The initiative — known as a bug bounty program — is the third such reward system set up by the Department of Defense to encourage outside researchers to help the government improve security in exchange for cash rewards.

Read: Pentagon Launches Bug Bounty Program To Improve US Government Cybersecurity

“We have malicious hackers trying to get into our systems every day,” Peter Kim, the Air Force's chief information security officer, said in a statement. “It will be nice to have friendly hackers taking a shot and, most importantly, showing us how to improve our cybersecurity and defense posture.”

The program will ask hackers with to test the security of the Air Force’s public-facing system. The concept behind bug bounty programs is to encourage users to report potential vulnerabilities in exchange for cash rewards so the bounty holder can patch the security hole before an attacker can exploit it.

The Hack the Air Force initiative will mark the first occasion the U.S. military will allow non-U.S.-resident hackers to participate. Foreign participants have to be located in the United Kingdom, Canada, New Zealand or Australia — close allies who are part of the “Five Eyes” agreement for intelligence sharing.

“This outside approach — drawing on the talent and expertise of our citizens and partner-nation citizens — in identifying our security vulnerabilities will help bolster our cybersecurity,” Air Force Chief of Staff Gen.

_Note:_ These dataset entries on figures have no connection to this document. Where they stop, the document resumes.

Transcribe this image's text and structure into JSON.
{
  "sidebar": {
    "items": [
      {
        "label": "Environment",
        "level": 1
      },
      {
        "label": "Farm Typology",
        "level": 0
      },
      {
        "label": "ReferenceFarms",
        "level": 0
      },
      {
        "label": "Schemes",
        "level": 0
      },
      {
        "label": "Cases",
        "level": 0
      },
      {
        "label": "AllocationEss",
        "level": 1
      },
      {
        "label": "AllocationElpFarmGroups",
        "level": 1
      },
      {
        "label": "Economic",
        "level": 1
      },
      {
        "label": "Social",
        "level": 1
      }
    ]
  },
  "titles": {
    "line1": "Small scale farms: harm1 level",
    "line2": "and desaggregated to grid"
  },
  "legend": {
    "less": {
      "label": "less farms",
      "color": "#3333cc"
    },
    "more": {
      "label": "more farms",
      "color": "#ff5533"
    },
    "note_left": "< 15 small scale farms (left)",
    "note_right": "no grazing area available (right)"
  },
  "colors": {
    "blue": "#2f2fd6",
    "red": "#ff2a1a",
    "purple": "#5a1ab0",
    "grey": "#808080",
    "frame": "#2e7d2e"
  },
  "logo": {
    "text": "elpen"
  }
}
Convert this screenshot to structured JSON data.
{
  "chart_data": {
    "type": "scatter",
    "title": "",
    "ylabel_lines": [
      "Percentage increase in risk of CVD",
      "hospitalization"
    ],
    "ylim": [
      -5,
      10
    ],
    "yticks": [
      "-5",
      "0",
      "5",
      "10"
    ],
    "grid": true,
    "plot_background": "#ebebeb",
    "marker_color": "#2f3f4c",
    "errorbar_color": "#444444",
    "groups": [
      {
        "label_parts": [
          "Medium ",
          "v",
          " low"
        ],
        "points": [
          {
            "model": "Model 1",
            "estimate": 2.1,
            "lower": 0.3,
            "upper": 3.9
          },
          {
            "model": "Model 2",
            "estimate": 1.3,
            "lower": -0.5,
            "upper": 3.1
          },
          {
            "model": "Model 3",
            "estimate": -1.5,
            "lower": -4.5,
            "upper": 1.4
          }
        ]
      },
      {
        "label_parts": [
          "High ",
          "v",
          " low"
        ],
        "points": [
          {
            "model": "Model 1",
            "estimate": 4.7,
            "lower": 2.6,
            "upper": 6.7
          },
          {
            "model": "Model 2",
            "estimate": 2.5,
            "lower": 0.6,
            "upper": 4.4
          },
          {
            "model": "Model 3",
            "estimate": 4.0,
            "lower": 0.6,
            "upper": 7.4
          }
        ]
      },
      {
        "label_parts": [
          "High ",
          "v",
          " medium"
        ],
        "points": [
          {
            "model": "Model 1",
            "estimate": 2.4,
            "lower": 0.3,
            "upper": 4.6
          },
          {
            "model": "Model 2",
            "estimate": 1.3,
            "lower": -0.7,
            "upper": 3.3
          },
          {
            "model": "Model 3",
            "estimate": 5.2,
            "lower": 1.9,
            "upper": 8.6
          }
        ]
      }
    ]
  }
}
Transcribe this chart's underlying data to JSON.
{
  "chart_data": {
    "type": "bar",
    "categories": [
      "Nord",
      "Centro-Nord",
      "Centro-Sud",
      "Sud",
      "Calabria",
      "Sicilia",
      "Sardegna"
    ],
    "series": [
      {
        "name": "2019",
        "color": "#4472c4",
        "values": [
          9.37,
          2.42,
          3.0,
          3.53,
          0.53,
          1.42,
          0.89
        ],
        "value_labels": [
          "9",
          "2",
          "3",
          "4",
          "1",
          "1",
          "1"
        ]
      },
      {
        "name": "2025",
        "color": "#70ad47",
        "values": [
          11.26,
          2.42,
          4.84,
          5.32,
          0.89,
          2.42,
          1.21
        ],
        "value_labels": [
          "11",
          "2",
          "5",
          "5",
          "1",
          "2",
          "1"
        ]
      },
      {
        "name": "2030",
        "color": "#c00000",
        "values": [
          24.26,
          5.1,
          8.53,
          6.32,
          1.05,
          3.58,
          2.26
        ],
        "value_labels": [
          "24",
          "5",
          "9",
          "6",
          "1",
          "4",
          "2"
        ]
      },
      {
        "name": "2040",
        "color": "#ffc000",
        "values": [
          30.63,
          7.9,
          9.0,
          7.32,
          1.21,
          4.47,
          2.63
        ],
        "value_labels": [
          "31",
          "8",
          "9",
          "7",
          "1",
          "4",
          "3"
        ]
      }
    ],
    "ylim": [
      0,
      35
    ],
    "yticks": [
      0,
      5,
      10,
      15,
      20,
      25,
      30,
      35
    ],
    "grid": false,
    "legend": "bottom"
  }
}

David L. Goldfein said in a statement.

Hackers who want to partake in the Hack the Air Force program will be required to register and undergo a vetting process before they are allowed to participate — a hurdle that many private sector companies with bug programs do not require.

Read: Air Force Hack: Unsecured Drive Leaks U.S. Military Applications, Social Security Numbers, More

The first of the cybersecurity defense initiatives, Hack the Pentagon, was launched by the Defense Digital Service in April 2016. The first bug bounty program run by the federal government, Hack the Pentagon attracted 1,400 registrants and received nearly 200 reports within the first six hours of its existence. It has paid out $75,000 in bounties so far.

Registration for the Hack the Air Force program will open May 15 on the HackerOne website, and submissions from civilian hackers and security researchers will be accepted from March 30 through June 23. The Air Force hasn’t specified what the payout will be for the program.